Protection against the overall impact of HPV cervical pathologies in young women aged between 16 and 26 years
The impact of Gardasil on the overall risk of HPV cervical disease (eg diseases caused by any type of HPV) was assessed starting 30 days after the first dose in 17,599 individuals enrolled in the two studies. of phase III efficacy (Protocols 013 and 015). Among women who were naïve to the 14 common types of HPV and who had a negative Pap smear on Day 1, administration of Gardasil reduced the incidence of CIN 2/3 or AIS related to HPV types contained or not in the vaccine. 42.7% (95% CI: 23.7-57.3) and the incidence of genital warts 82.8% (95% CI: 74.3-88.8) at the end of the study.
In the modified ITT population, the benefit of the vaccine with respect to the overall incidence of CIN 2/3 or AIS (caused by any type of HPV) and genital warts was much lower, with a reduction of 18.4% (95% CI), respectively. : 7.0-28.4) and 62.5% (95% CI: 54.0-69.5), since Gardasil has no influence on the course of the infection or diseases already present at the start of vaccination.
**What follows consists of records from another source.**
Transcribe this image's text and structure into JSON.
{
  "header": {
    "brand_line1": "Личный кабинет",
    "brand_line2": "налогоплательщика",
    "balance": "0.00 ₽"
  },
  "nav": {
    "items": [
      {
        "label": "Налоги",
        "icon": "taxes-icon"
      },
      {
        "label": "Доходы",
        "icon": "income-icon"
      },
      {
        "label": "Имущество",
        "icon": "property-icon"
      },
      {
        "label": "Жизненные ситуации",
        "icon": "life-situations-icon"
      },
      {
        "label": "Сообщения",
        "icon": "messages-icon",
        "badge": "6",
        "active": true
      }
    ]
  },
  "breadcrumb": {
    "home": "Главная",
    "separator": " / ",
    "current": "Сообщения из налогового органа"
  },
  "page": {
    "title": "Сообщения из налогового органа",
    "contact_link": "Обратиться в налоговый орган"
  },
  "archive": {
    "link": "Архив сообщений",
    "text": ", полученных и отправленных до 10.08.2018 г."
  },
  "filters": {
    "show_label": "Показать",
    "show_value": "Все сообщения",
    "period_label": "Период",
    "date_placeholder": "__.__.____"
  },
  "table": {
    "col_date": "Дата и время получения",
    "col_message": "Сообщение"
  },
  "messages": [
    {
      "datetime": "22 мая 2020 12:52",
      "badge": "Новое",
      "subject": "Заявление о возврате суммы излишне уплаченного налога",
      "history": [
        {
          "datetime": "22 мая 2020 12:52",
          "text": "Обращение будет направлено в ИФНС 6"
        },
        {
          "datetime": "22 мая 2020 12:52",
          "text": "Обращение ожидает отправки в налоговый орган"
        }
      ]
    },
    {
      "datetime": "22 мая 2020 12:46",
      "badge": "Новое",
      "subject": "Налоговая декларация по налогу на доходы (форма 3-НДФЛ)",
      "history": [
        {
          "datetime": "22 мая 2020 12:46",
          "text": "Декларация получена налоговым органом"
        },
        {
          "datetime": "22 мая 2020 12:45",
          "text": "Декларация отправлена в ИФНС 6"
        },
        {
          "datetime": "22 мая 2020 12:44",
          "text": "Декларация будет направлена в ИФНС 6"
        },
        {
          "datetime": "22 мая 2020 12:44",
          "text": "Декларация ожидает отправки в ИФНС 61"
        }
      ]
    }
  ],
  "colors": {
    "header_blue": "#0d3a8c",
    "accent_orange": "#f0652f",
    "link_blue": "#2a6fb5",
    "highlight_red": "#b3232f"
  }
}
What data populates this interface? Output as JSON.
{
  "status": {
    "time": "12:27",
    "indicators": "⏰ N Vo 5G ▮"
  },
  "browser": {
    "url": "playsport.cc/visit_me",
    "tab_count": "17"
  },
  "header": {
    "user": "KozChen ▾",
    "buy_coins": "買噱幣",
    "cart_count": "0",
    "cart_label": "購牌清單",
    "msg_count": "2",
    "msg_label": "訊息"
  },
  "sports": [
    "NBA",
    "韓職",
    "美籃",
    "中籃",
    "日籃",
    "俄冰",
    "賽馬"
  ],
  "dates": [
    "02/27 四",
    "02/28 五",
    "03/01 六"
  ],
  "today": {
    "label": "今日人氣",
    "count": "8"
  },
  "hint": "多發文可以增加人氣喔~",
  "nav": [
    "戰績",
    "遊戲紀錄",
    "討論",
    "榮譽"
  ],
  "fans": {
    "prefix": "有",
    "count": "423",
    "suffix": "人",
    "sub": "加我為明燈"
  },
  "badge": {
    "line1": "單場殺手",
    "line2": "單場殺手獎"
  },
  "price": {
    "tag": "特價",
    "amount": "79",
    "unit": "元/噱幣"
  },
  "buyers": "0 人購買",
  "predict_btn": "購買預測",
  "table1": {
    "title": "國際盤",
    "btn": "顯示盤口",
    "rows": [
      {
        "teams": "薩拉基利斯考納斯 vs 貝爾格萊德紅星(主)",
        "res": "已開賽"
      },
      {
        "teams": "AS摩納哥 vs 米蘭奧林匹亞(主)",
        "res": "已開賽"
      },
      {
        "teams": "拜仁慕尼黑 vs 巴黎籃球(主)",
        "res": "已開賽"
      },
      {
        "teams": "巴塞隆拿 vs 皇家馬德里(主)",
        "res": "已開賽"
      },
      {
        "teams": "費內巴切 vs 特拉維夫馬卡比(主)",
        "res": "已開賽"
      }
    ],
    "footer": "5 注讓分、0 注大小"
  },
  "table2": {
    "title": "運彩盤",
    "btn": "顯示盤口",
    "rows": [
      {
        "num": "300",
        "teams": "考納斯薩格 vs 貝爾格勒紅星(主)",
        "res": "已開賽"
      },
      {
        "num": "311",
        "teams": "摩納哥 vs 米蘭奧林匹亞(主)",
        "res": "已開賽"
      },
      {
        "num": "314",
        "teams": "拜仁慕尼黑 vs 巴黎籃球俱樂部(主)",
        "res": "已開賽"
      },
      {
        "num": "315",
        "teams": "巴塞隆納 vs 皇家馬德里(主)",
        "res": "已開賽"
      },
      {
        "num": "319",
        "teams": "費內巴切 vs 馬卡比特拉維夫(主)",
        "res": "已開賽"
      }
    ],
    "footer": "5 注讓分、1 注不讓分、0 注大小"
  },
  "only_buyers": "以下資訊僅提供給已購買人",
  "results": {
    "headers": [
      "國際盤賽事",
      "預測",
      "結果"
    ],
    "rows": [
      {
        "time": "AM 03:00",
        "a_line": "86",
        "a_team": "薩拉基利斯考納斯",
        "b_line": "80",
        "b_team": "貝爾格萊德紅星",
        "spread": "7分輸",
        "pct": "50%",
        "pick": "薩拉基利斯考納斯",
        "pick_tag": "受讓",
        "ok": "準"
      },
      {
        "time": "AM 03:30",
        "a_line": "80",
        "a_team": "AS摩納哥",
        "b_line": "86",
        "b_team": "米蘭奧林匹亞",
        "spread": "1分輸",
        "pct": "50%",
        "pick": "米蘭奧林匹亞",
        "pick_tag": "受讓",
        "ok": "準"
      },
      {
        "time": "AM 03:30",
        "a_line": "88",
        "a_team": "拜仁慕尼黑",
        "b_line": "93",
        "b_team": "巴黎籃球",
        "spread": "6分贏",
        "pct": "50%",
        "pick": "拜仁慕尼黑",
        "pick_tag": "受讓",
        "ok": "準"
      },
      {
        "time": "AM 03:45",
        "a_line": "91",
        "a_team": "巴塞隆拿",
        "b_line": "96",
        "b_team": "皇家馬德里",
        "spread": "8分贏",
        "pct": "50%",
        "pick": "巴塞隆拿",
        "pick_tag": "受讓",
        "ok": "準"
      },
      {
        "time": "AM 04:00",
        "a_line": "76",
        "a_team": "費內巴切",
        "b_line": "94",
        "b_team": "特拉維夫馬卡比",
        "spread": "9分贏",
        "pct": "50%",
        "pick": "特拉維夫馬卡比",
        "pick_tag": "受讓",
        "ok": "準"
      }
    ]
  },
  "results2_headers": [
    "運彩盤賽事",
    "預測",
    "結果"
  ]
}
Impact on conclusive cervical therapeutic procedures
The impact of Gardasil on the rate of use of conclusive cervical therapeutic procedures, regardless of the types of HPV that caused the infection, was evaluated in 18,150 individuals enrolled in Protocols 007, 013 and 015. In the HPV-naïve population (understood as naïve to the 14 most common HPV types and with negative Pap smears on day 1), Gardasil reduced the percentage of women who experienced a conclusive cervical therapeutic procedure (Loop Electro-Excision Procedure) by 41.9% (95% CI: 27.7--53.5) at the end of the study. In the ITT population, the corresponding reduction was 23.9% (95% CI: 15.2--31.7).
Effectiveness on cross-protection
The efficacy of Gardasil against CIN (any grade) and CIN 2/3 or AIS caused by 10 types of HPV not contained in the vaccine (HPV 31, 33, 35, 39, 45, 51, 52, 56, 58, 59) , structurally related to HPV 16 or HPV 18, was evaluated based on pooled Phase III efficacy data (N = 17,599) after a median follow-up of 3.7 years (at the end of the study). Efficacy was evaluated against endpoints such as diseases caused by HPV types not contained in the vaccine in prespecified combinations. Studies were not designed to evaluate efficacy against diseases caused by single HPV types.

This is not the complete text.